Sorry people, just how I see it, personal view only…
I am for the wild, the out there, those that wrenched the wheel from the driver’s hand and cut a fast crazy slab of art and threw it out at us and told us to deal with it.

love that!!
 
Heresy I know but…
Those songwriters of the 60’s & 70’s who wrote songs to order for others never touched me. It was all too middle of the road for me. Especially at a time when bands in Britain started writing their own work and performing it.
It’s sad when someone dies but I grew up in that era, Bacharach songs were for your parents to listen to, literally easy listening.
Meanwhile Jagger and Richards, Page and Plant, Townshend, Davies, Lennon and McCartney, Bolan, Bowie et al were searching their souls and performing out their tracks that changed the culture.
I know Bacharach songs are great light pop songs and are incredibly well crafted but give me ‘communication breakdown,’ ‘Won’t Get fooled again,’ ‘Street Fighting Man,’ ‘Rain,’ ‘Jeepster,’ ‘Hang on to yourself’ etc any day I am afraid.
I am for the wild, the out there, those that wrenched the wheel from the driver’s hand and cut a fast crazy slab of art and threw it out at us and told us to deal with it.
No offence to Bacharach, he was in the same camp as Dean Martin, Frank Sinatra etc - it just was too old fashioned, too tame, too middle brow, too manufactured for me, that’s all.

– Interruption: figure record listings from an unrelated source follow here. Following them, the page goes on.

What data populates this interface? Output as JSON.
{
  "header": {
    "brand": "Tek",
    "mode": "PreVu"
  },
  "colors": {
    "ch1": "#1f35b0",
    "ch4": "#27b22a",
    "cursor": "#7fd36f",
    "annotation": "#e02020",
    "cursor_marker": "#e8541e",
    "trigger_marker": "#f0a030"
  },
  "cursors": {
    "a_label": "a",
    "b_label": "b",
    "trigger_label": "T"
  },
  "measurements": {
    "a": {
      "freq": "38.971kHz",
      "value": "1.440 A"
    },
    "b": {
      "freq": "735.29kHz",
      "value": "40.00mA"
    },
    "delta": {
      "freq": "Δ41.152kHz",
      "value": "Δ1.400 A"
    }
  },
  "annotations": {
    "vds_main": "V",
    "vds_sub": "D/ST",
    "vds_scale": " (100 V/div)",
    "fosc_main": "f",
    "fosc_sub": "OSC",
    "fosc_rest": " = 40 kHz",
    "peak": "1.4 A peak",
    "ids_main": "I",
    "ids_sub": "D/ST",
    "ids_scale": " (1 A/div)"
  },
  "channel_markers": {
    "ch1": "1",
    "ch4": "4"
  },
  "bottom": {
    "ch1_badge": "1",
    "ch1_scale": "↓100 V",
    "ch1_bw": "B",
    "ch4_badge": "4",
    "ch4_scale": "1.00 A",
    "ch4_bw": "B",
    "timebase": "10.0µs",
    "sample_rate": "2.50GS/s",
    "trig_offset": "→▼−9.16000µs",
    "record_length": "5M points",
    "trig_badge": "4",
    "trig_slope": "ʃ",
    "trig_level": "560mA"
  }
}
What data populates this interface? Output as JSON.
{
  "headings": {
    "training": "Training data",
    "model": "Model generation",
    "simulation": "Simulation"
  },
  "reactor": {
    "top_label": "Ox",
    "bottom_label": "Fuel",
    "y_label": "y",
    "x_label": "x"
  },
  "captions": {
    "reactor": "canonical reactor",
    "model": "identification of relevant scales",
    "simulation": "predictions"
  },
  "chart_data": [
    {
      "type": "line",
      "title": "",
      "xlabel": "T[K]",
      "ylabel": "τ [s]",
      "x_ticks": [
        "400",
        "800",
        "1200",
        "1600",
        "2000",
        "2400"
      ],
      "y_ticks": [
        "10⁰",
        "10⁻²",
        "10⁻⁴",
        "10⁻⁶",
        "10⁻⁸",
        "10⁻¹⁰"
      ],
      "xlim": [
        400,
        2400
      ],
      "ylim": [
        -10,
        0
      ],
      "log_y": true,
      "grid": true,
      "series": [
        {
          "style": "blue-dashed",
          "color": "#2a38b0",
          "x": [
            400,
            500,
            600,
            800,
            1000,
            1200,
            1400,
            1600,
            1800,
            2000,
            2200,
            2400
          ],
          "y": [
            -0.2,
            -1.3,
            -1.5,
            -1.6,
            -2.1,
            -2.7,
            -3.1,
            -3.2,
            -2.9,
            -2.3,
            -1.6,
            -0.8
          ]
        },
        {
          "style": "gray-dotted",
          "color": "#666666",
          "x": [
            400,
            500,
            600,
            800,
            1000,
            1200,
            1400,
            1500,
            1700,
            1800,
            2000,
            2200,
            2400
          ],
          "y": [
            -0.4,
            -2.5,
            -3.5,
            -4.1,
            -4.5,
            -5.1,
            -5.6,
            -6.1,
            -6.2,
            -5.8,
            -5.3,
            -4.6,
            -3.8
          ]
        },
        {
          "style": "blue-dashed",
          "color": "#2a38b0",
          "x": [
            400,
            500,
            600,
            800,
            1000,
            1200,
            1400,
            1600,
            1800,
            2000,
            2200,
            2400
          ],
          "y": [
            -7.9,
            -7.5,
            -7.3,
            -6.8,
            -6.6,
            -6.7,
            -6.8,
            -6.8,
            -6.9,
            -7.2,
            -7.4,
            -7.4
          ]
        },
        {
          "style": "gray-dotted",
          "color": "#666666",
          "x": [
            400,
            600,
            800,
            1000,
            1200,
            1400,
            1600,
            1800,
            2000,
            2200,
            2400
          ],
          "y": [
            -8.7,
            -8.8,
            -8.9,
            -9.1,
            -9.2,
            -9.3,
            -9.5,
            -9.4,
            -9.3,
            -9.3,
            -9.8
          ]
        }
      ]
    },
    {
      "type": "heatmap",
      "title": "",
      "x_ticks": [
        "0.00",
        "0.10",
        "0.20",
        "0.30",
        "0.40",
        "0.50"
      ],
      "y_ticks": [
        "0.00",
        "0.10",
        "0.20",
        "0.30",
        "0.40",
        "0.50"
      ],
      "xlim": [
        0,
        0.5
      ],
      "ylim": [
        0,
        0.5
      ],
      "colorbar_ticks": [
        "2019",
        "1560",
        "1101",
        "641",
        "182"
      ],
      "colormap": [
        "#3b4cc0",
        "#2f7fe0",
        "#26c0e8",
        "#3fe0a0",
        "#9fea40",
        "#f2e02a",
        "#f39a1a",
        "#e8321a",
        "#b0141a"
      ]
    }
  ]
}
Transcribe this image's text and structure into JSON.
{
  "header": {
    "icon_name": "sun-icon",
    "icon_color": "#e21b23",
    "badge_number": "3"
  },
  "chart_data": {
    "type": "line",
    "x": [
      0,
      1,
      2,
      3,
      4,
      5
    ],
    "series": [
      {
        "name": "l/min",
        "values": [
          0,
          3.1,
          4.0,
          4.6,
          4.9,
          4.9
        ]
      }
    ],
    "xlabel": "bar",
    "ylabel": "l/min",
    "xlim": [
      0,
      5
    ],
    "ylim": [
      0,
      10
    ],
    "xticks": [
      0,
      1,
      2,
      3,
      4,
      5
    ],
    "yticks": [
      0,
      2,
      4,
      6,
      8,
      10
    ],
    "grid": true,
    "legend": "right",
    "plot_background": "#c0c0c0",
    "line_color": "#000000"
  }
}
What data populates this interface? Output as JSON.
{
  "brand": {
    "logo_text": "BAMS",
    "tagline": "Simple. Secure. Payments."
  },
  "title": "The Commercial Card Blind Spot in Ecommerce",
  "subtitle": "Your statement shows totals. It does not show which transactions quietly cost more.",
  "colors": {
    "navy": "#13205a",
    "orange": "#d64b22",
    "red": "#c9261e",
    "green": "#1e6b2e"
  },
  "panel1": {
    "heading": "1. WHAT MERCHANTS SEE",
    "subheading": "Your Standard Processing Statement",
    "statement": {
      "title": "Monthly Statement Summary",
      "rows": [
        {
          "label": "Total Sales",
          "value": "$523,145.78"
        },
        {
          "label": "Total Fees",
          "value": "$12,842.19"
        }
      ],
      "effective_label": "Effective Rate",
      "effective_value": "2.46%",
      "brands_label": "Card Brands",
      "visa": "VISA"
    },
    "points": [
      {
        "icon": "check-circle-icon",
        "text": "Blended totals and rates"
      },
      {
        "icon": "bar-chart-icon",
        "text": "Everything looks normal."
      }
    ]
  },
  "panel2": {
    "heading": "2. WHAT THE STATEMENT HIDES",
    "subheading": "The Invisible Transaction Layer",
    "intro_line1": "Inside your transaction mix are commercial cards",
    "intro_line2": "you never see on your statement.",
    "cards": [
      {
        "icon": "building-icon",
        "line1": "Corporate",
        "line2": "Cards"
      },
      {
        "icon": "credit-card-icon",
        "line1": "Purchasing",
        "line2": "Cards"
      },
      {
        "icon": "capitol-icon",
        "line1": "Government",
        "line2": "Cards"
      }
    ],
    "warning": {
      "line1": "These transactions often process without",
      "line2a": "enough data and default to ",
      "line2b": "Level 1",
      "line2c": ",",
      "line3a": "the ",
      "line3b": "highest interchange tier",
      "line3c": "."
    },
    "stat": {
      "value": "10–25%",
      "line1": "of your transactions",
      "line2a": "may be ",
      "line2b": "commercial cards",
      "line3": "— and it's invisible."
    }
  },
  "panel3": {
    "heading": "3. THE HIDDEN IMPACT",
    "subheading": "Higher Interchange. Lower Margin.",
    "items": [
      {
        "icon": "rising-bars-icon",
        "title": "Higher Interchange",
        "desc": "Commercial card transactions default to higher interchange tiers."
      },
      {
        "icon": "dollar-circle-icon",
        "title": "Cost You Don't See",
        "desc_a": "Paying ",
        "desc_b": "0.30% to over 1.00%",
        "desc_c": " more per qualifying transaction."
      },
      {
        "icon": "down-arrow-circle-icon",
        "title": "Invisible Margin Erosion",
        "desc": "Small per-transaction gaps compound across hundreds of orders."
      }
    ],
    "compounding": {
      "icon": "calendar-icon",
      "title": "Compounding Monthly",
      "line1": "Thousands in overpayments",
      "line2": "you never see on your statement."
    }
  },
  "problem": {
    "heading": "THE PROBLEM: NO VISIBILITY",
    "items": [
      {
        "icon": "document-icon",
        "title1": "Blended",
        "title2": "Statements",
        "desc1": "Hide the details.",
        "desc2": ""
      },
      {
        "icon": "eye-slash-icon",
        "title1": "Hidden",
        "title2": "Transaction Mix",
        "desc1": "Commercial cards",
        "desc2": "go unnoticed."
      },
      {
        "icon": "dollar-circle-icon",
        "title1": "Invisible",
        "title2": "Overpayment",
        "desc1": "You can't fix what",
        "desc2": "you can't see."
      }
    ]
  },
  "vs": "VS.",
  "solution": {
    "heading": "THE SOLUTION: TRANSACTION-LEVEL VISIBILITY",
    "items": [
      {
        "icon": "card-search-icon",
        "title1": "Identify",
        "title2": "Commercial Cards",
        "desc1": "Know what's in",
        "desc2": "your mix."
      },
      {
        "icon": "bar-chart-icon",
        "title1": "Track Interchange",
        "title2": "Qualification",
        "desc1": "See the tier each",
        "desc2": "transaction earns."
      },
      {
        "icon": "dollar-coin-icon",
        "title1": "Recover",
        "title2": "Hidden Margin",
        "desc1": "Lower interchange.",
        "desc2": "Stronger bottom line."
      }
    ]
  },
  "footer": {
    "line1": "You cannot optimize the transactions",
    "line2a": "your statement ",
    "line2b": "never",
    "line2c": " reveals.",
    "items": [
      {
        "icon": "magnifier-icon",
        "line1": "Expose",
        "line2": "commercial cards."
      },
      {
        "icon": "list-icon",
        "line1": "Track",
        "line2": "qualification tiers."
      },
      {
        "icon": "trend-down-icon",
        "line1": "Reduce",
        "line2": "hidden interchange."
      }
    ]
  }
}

Sorry people, just how I see it, personal view only…
There's definitely a simplicity to the style. But great art should be simple. See William Blake. I agree about those artists who went on to write their own songs. But where would they have been without Bacharach and Hal David, or Lieber and Stoller to show them the way? Or to rebel against and tear up the rule book? Everyone needs a starting off point. Many of the artists you mention above were very open about how they owed a debt to earlier writers. Both Morrissey and Marr certainly did so.
 
Well said by Julie Burchill in The Spectator:

"Often when we mourn our heroes we mostly mourn for ourselves and our own thwarted dreams. The death of Bacharach is different. It marks the end of an era when the future looked bright and beautiful rather than the ceaseless drab cycle of outrage and apologies the 21st century is turning out to be. The songs of Bacharach and David are an epitaph for those lost sunlit decades when we really did believe that our future would outshine our past – when we really did live in modern times. Watching Sam Smith and Madonna make seven sorts of fools of themselves at the Grammys just three nights before Bacharach died, the contrast between the pinnacle of popular music then and now was surreal. The Age of Accomplishment is gone – welcome to the Age of Attention-Seeking, which will leave us all the poorer. RIP, Maestro."